Social Networker, Silversmith, Patriot and Printer: Paul Revere's Untold Story
Jeannine Falino, Museum of Arts and Design
Silver teapot by Paul Revere, Jr. (1734-1818), Boston, Massachusetts, 1760-1765, engraved with family crest of John Ross of Philadelphia, Pennsylvania and “NOBILIS.EST.IRA. LEONIS” (The wrath of the lion is noble.), Museum of Fine Arts, Boston, Pauline Revere Thayer Collection
Copper bookplate for Epes Sargent, Jr. (1721-1779) by Paul Revere, Jr. (1734-1818), Boston, Massachusetts, 1764, Museum of Fine Arts, Boston, Annie A. Hawley Bequest Fund
Studying silver, one of the most valuable of household goods in colonial America, provides a means of understanding the aspirations of colonists. Jeannine Falino will consider a broad cross-section of the Bostonians who purchased silver from the metalsmith and patriot Paul Revere, Jr. (1734–1818), son of silversmith Apollos Rivoire (aka Paul Revere, Sr.), to illustrate trends in silver ownership and taste in the mid-to-late 18th century.

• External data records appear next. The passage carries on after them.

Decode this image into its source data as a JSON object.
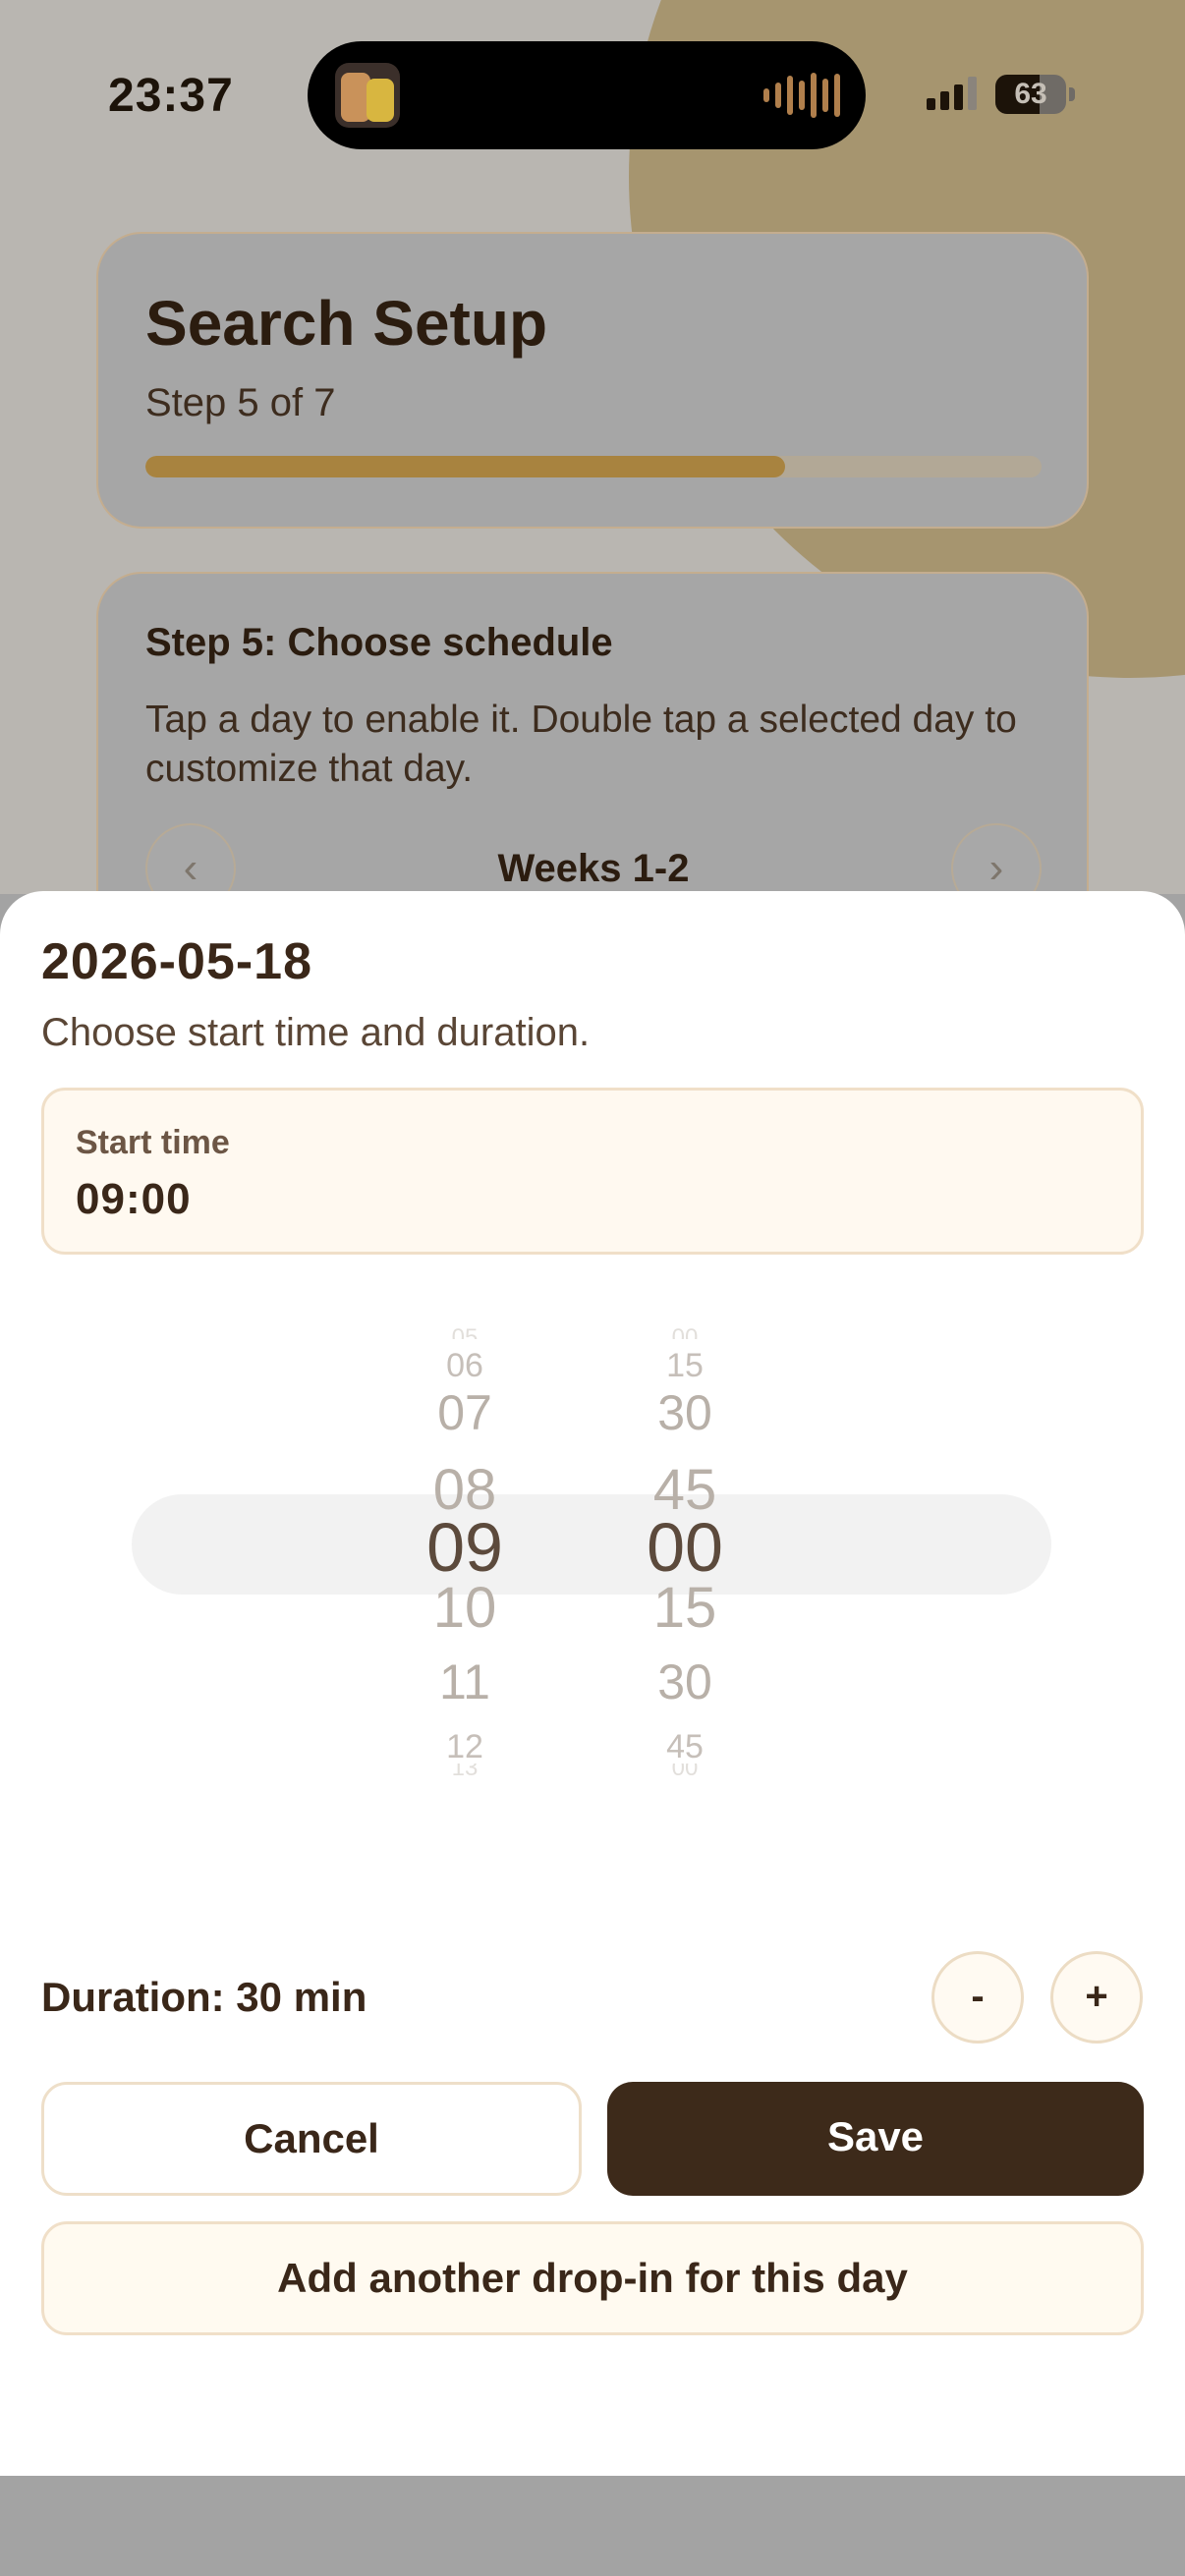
{
  "status_bar": {
    "time": "23:37",
    "battery": "63",
    "battery_level": 0.63
  },
  "setup": {
    "title": "Search Setup",
    "step_text": "Step 5 of 7",
    "progress": 0.714
  },
  "step_card": {
    "heading": "Step 5: Choose schedule",
    "description": "Tap a day to enable it. Double tap a selected day to customize that day.",
    "week_label": "Weeks 1-2",
    "prev_icon": "chevron-left-icon",
    "next_icon": "chevron-right-icon"
  },
  "sheet": {
    "date": "2026-05-18",
    "subtitle": "Choose start time and duration.",
    "start_time_label": "Start time",
    "start_time_value": "09:00",
    "picker": {
      "hours": [
        "05",
        "06",
        "07",
        "08",
        "09",
        "10",
        "11",
        "12",
        "13"
      ],
      "minutes": [
        "00",
        "15",
        "30",
        "45",
        "00",
        "15",
        "30",
        "45",
        "00"
      ],
      "selected_hour": "09",
      "selected_minute": "00"
    },
    "duration_text": "Duration: 30 min",
    "minus_label": "-",
    "plus_label": "+",
    "cancel_label": "Cancel",
    "save_label": "Save",
    "add_dropin_label": "Add another drop-in for this day"
  },
  "colors": {
    "accent_gold": "#a8833f",
    "save_button": "#3d2a1a",
    "cream": "#fff9f0"
  }
}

Paul Revere was a silversmith and a printmaker with a keen sense of entrepreneurship. His success as a silversmith was partially attributable to higher-volume production of less expensive goods, i.e. , spoons and buckles, when many Bostonians of means preferred to buy their more substantial pieces from England. After the Revolution, while enjoying a newfound preference for American-made silver, Revere capitalized on the popularity of neoclassical forms by utilizing rolled sheet silver for fluted teawares. He also competed with “Liverpool” ceramic pitchers with silver, barrel-shaped water pitchers. Wealthier and middle-class citizens — tradesmen, lawyers and merchants — provided Revere with post-Revolutionary customers who could afford more costly tea sets. April’s speaker will offer some surprising insights into the taste of 18th century Bostonians, exactly which strata of society enjoyed Revere’s silver in their homes and how their taste for certain silver forms evolved over time.
Paul Revere’s multi-faceted activities brought him into contact with a wide range of prospective patrons. The survival of Paul Revere’s account book and a large body of Revere silver in museums and private collections permit Ms Falino to draw illuminating connections between Revere’s clientele and their participation within Boston’s spheres of religion, politics, public organizations and family and social relationships. Relatives, friends, neighbors, congregants of Paul Revere’s church, fellow Freemasons and members of revolutionary organizations all contributed to the well-connected entrepreneur’s success.
Jeannine Falino earned her bachelor’s degree in art history from Providence College, followed by a master’s degree in art history from Boston University. As a research assistant at the Museum of Fine Arts, Boston, she contributed toward “The Art That Is Life”: The Arts and Crafts Movements in America, 1875–1920 (1998). As a National Museum Act intern, she conducted primary research on 40 colonial Massachusetts silversmiths for Colonial Massachusetts Silversmiths: A Biographical Dictionary Based on the Notes of Francis Hill Bigelow and John Marshall Phillips (1998). At the Yale University Art Gallery, she directed the cataloguing of 7,000 American drawings and watercolors.
Ms Falino returned to the MFA where she rose from curatorial assistant to assistant curator, and then curator of decorative arts and sculpture. There, she organized the conference on, and co-edited, Colonial Silver and Silversmithing in New England, 1620–1815 (2001). Her contribution to that publication is “ ‘The Pride Which Pervades thro’ every class’: The Customers of Paul Revere II.” Jeannine Falino subsequently moved to the New York City area where she has become an independent curator and adjunct curator to New York’s Museum of Arts and Design. As an oral history interviewer for the Smithsonian Institution’s Archives of American Art, she interviewed noted contemporary artisans, a jeweler, furniture maker and furniture designers.
Jeannine Falino contributed to and edited Crafting Modernism: Midcentury American Art and Design (2011) and co-edited Silver of the Americas, 1600–2000 (2008), Artistic Luxury: Fabergé — Tiffany — Lalique (2008) and Gilded New York: Design, Fashion and Society (2013). She also contributed “The Monastic Ideal in Rural Massachusetts: Edward Pearson Pressey and New Clairvaux” to The Substance of Style: New Perspectives on the American Arts and Crafts Movement (1996). April’s speaker also contributed “Crafting Modernism: An Exhibition at the Museum of Arts and Design” to Antiques and Fine Art (Autumn/Winter 2011). The breadth of Ms Falino’s research is evident from her two prior presentations to the Forum: “Gilded Lives: New York Fashion and Design, 1880–1914” (August 2013) and “Crafting Modernism: Midcentury Art and Design” (April 2012).